夢を見ました。
醒めてからも何だかいい気持ちで、夢で感じた心地よさがそのまま体に残っている様な寝起きでした。心地よさといっても、何か美味しい物を食べた様な・・・でも、欲しい物が手に入った様な・・・でもなくて、体中に満ちて来る、味わったことの無い様な感覚でした。
いつもの様にいつもの朝が、なんやかやと始まりまして、そのうちに消えてしまうだろうと思っていたのに、なかなか消えません。これはもったいないと思って、スケッチに残しました。
それからは、スケッチを見ると浮かんで来るものがあって、しばらく、その時々の自分を楽しんでいました。
たしか、「コレデイイノデスヨー」という声がどこからかしていました。自分が言っていたのかもしれません。この絵のどこかにその声があるようです。
ひとつだけ大きい○は自分だと、上から見ている自分が確かめていたようで、とてもキラキラしていました。まわりの無数の点は生きているところと覚えているけれど、もうただの点でしかなく丁度サンドペーパーの様に小さく光って、果てしなく続いていました。
自分は随分高い所にいて、同じ場所にひたすら浮かんでいました。体に風を感じて、バタバタと音もしていて、本当に体中の力が抜け落ちて下を見ているのでした。まてよ!自分は生きていく世界からこんなに離れている。それでこんな高い所に来てしまったのだろうか。離れたいのだろうか。それとも、こんなに遠くにいて生きていく世界を下に見ていられて、何か満足感を味わっているのだろうか。
ちょっとおもしろかったです。この行ったり来たりしている自分が。行ったり来たり、と感じるのは上で心地よさに浸っている自分がやがて、下の世界へ戻って行くのかなぁという想いと重なっているのですが。
こうして想い巡らせているうちに、次がやって来て「はっ!」としました。無数の点々の下はどうなっているのだろう。(夢の記憶には全く無かったことです。)鮮やかな色の血の流れが見えました。脈々と流れるとは、こういうことなのだろうか、と思われるくらいの血の流れです。文章にするとこうなってしまうのですが、一瞬のひらめきのように現れたのです。

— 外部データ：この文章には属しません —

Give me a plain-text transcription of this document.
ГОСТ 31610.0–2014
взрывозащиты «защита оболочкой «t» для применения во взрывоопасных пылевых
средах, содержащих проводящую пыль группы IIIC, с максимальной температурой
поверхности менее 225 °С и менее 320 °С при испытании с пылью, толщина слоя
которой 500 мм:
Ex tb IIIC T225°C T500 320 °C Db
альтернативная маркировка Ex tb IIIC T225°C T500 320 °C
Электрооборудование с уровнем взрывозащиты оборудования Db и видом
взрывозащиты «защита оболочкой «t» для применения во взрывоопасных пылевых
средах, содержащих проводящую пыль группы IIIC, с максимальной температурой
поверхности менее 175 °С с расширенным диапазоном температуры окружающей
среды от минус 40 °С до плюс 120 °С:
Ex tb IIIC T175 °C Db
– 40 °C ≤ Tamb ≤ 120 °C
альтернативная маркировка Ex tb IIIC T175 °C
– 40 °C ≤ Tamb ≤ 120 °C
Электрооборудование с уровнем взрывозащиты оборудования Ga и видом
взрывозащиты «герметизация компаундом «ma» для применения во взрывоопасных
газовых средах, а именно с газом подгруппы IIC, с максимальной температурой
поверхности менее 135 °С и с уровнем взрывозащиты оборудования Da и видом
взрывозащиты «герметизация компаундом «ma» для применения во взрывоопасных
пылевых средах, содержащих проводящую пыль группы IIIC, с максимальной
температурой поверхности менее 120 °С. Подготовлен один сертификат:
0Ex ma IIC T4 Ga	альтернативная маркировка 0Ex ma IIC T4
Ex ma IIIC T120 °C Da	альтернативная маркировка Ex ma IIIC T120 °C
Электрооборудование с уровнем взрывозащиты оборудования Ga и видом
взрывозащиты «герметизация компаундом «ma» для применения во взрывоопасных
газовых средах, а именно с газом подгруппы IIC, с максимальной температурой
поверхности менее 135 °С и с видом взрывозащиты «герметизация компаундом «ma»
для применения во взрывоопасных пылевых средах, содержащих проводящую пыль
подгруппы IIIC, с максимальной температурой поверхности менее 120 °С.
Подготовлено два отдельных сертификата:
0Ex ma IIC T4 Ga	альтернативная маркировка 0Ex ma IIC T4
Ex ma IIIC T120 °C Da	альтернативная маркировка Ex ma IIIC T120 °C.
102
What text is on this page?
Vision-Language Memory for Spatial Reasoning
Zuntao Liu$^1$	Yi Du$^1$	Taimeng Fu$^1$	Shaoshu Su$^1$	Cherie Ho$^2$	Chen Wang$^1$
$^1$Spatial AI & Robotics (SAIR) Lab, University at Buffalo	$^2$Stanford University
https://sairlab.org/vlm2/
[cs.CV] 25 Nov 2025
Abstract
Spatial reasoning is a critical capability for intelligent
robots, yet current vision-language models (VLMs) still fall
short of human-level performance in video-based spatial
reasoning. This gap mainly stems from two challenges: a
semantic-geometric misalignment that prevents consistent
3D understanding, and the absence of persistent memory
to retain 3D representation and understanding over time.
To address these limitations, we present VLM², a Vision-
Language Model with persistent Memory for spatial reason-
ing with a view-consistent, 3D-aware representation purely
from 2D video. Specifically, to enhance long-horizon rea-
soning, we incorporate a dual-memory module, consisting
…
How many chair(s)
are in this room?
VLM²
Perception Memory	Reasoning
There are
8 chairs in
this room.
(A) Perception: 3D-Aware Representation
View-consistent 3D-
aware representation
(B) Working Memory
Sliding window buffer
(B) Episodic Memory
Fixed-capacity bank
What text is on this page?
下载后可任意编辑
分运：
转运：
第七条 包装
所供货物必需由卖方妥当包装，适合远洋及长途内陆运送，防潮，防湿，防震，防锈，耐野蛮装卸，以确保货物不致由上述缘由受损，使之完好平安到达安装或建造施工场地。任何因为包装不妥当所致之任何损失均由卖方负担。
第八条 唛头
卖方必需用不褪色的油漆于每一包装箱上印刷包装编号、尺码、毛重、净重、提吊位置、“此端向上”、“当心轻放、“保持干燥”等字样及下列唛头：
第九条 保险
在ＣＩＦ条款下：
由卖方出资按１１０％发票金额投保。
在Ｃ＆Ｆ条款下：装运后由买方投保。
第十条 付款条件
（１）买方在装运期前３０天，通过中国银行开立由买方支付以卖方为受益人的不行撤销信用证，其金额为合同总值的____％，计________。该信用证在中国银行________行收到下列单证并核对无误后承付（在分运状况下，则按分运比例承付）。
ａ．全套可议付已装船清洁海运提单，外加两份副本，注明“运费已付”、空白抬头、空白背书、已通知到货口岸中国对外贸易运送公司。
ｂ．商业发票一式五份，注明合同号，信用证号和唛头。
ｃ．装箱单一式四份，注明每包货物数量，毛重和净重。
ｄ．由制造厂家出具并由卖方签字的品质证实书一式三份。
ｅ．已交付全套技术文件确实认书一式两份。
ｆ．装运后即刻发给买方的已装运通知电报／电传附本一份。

そうしたら、「私」とか「欲」というものが、その血の中をひしめき合い、ぶつかり合って流れているんだよなぁーという強い感情がこみ上げてきて、「私利私欲」の世界と言ってもいい程ですか?その通りなのです!となってしまいました。
それであっても、あの起きた時の体中に残る心地よさ、満足感は消え失せることもないし、上のすみっこに浮かんでいる自分に、抵抗感みたいなものは無いらしい。この絵のままでよかったからです。今も、そう感じて書いています。
学習会を始めた頃「血の色」とか「脈々と流れる」等という言葉は強すぎて、受け止めにくい言葉でした。何か、生きていくということに、力を加えられると感じている自分でした。それが、今は、何かピッタリ合う言葉として、すんなり入ってくるのです。「私」も「欲」も手離すわけにいかないもの。それがあって、今ここにこうしている自分がいるのですよ!そうだね!と、絵の中の自分と確かめ合ったのです。